Diversification Opportunities for Hillman Solutions and Stanley Black
0.74 | Correlation Coefficient |
Poor diversification
The 3 months correlation between Hillman and Stanley is 0.74. Overlapping area represents the amount of risk that can be diversified away by holding Hillman Solutions Corp and Stanley Black Decker in the same portfolio, assuming nothing else is changed. The correlation between historical prices or returns on Stanley Black Decker and Hillman Solutions is a relative statistical measure of the degree to which these equity instruments tend to move together. The correlation coefficient measures the extent to which returns on Hillman Solutions Corp are associated (or correlated) with Stanley Black. Values of the correlation coefficient range from -1 to +1, where. The correlation of zero (0) is possible when the price movement of Stanley Black Decker has no effect on the direction of Hillman Solutions i.e., Hillman Solutions and Stanley Black go up and down completely randomly.

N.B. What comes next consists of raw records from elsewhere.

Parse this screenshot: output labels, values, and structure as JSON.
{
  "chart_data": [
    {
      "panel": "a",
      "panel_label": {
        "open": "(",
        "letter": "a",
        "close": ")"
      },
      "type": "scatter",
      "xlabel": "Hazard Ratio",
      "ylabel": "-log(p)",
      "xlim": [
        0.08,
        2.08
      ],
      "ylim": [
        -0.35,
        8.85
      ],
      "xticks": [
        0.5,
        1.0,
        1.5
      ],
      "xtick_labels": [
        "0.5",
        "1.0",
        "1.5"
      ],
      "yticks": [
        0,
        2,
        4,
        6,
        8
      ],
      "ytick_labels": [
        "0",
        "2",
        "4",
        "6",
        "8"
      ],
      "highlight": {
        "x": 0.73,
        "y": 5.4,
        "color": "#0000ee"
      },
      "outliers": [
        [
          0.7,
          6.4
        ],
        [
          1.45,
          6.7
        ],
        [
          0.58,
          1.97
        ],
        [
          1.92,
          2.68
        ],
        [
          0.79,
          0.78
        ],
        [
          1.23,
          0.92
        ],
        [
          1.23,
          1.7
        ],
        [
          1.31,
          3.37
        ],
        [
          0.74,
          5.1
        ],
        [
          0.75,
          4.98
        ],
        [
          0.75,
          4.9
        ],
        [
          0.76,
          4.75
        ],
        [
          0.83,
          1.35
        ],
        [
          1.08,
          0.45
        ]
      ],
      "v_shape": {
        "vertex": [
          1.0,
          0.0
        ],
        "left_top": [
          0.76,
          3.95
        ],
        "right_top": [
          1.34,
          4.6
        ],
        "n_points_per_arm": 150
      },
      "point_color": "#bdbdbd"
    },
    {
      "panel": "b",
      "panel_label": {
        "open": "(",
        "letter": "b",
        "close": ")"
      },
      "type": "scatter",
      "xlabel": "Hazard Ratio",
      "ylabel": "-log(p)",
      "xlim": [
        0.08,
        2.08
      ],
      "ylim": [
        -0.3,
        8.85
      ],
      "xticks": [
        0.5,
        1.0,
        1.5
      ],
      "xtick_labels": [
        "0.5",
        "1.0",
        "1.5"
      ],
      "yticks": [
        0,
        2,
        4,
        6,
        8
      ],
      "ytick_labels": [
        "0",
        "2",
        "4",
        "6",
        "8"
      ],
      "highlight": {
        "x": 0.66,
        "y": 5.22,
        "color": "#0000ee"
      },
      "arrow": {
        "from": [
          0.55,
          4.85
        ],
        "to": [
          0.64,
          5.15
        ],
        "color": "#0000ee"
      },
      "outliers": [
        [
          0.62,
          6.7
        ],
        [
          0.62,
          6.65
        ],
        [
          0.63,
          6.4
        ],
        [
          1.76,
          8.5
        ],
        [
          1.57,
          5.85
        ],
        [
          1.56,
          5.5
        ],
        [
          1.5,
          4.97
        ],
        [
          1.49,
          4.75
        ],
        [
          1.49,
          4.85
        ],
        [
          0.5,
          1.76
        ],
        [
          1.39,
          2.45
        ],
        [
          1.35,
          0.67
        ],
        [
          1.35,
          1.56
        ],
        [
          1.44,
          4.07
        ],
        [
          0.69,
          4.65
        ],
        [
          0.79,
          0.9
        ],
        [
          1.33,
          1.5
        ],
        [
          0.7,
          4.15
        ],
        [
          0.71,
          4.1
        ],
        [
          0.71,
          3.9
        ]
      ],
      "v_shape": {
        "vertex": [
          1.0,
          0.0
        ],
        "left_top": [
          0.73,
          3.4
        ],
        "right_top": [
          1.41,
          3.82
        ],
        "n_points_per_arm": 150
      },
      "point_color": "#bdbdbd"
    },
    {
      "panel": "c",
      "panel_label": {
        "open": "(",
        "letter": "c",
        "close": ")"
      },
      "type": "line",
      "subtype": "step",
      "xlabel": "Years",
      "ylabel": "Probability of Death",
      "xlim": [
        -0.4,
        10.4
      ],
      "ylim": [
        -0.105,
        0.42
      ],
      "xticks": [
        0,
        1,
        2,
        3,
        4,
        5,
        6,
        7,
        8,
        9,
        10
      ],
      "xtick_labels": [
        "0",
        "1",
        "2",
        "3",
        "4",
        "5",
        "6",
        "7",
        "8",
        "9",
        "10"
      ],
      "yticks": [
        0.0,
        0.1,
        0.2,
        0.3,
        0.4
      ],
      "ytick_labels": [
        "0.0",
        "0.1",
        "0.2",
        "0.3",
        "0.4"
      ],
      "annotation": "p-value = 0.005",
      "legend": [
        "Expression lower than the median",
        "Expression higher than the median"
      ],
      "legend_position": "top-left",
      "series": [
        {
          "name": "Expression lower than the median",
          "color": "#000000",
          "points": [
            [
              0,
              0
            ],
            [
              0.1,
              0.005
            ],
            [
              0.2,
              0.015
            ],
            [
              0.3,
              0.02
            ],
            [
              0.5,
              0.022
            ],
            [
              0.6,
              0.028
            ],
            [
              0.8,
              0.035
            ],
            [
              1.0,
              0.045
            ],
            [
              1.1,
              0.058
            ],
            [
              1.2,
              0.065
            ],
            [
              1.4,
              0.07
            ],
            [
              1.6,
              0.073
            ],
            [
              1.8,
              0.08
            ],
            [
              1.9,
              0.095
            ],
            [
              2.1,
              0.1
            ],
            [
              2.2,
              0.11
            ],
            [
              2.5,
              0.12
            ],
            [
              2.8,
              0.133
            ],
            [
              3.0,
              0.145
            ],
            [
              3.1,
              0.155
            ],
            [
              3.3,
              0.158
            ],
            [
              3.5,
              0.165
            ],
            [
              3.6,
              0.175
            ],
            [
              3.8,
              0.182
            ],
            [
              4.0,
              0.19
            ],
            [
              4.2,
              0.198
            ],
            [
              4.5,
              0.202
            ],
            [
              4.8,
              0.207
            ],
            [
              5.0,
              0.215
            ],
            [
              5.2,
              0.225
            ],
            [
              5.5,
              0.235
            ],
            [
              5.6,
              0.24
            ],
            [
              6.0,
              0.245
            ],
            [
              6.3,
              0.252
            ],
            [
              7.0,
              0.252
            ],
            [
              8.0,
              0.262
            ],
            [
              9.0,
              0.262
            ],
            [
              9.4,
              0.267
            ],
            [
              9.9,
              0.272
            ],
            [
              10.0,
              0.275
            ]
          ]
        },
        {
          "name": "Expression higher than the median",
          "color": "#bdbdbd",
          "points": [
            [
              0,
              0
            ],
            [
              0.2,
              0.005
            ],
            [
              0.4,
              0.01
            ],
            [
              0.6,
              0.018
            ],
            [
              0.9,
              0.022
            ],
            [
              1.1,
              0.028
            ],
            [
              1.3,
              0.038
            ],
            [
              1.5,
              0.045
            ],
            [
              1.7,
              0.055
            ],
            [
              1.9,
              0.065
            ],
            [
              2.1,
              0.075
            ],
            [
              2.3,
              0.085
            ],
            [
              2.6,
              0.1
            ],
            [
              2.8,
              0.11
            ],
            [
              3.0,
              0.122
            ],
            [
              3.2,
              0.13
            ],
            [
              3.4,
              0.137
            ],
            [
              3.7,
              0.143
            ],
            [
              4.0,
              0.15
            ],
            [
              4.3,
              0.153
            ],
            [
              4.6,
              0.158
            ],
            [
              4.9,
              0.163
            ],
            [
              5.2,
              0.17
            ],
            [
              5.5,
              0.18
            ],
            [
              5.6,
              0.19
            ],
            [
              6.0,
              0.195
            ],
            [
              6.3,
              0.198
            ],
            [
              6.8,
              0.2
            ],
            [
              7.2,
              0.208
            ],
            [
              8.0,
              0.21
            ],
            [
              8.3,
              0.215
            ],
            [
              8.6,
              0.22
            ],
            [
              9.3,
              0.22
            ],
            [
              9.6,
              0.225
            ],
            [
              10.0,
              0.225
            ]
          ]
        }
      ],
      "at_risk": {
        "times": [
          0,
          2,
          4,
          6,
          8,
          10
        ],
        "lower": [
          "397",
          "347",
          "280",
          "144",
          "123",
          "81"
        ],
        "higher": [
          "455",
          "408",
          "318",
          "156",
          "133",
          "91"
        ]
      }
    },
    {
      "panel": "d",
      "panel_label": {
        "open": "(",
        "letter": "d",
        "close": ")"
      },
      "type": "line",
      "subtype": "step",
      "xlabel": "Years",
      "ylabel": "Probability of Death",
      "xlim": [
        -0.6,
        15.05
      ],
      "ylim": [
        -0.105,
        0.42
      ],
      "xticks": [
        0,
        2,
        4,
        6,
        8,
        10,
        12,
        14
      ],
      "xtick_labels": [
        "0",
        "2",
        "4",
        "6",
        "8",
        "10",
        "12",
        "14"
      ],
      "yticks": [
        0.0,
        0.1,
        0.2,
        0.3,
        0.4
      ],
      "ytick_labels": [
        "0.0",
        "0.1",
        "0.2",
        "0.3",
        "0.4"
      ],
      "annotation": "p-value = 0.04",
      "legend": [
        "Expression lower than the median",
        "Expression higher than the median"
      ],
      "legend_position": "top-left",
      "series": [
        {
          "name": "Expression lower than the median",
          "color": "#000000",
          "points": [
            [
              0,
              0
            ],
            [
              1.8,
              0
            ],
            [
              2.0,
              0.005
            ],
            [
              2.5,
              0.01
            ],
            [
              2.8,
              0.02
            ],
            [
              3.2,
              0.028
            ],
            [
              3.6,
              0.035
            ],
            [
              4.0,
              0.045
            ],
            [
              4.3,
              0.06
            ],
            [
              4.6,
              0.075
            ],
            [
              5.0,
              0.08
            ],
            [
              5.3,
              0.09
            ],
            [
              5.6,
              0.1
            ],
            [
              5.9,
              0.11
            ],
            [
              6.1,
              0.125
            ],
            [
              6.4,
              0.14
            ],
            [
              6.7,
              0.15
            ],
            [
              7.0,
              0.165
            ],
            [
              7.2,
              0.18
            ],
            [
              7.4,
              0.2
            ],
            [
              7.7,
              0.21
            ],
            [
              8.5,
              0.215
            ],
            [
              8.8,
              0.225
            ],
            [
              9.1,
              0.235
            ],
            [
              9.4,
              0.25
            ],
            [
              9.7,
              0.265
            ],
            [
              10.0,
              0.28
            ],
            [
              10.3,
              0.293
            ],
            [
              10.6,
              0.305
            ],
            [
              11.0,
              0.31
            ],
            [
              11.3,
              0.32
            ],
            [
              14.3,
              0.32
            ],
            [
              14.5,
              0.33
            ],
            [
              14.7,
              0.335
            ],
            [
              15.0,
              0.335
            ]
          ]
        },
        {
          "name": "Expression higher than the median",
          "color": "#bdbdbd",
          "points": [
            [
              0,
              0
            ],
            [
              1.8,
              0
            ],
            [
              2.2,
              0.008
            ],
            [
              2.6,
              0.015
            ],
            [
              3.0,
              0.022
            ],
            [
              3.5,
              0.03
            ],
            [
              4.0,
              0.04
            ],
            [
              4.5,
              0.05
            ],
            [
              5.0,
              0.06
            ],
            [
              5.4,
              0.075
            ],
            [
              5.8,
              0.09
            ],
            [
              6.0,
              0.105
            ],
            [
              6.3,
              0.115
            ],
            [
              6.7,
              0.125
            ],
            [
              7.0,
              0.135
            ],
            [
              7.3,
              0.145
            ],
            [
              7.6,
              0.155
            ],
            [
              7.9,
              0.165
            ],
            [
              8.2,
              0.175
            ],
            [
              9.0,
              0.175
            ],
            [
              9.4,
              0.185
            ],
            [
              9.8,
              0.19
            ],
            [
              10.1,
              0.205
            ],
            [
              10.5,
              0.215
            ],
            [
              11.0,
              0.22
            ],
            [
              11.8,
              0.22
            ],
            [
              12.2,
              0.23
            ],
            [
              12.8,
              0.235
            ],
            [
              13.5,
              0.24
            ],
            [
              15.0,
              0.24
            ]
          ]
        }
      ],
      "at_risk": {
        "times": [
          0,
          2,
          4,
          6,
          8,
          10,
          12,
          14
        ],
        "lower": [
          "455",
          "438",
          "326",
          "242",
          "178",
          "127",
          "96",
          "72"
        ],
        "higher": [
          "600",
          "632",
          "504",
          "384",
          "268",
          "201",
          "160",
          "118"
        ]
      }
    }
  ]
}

Pair Corralation between Hillman Solutions and Stanley Black
Given the investment horizon of 90 days Hillman Solutions Corp is expected to under-perform the Stanley Black. But the stock apears to be less risky and, when comparing its historical volatility, Hillman Solutions Corp is 1.04 times less risky than Stanley Black. The stock trades about -0.09 of its potential returns per unit of risk. The Stanley Black Decker is currently generating about -0.02 of returns per unit of risk over similar time horizon. If you would invest 7,905 in Stanley Black Decker on December 29, 2024 and sell it today you would lose (262.00) from holding Stanley Black Decker or give up 3.31% of portfolio value over 90 days.
Time Period | 3 Months [change] |
Direction | Moves Together |
Strength | Significant |
Accuracy | 100.0% |
Values | Daily Returns |
Hillman Solutions Corp vs. Stanley Black Decker
Performance |
Timeline |
Hillman Solutions Corp |
Stanley Black Decker |
Hillman Solutions and Stanley Black Volatility Contrast
Predicted Return Density |
Returns |
Pair Trading with Hillman Solutions and Stanley Black
The main advantage of trading using opposite Hillman Solutions and Stanley Black positions is that it hedges away some unsystematic risk. Because of two separate transactions, even if Hillman Solutions position performs unexpectedly, Stanley Black can make up some of the losses. Pair trading also minimizes risk from directional movements in the market. For example, if an entire industry or sector drops because of unexpected headlines, the short position in Stanley Black will offset losses from the drop in Stanley Black's long position.Hillman Solutions vs. Kennametal | Hillman Solutions vs. AB SKF | Hillman Solutions vs. Eastern Co | Hillman Solutions vs. Timken Company |
Stanley Black vs. Toro Co | Stanley Black vs. Timken Company | Stanley Black vs. Lincoln Electric Holdings | Stanley Black vs. Kennametal |
Check out your portfolio center.Note that this page's information should be used as a complementary analysis to find the right mix of equity instruments to add to your existing portfolios or create a brand new portfolio. You can also try the Fundamental Analysis module to view fundamental data based on most recent published financial statements.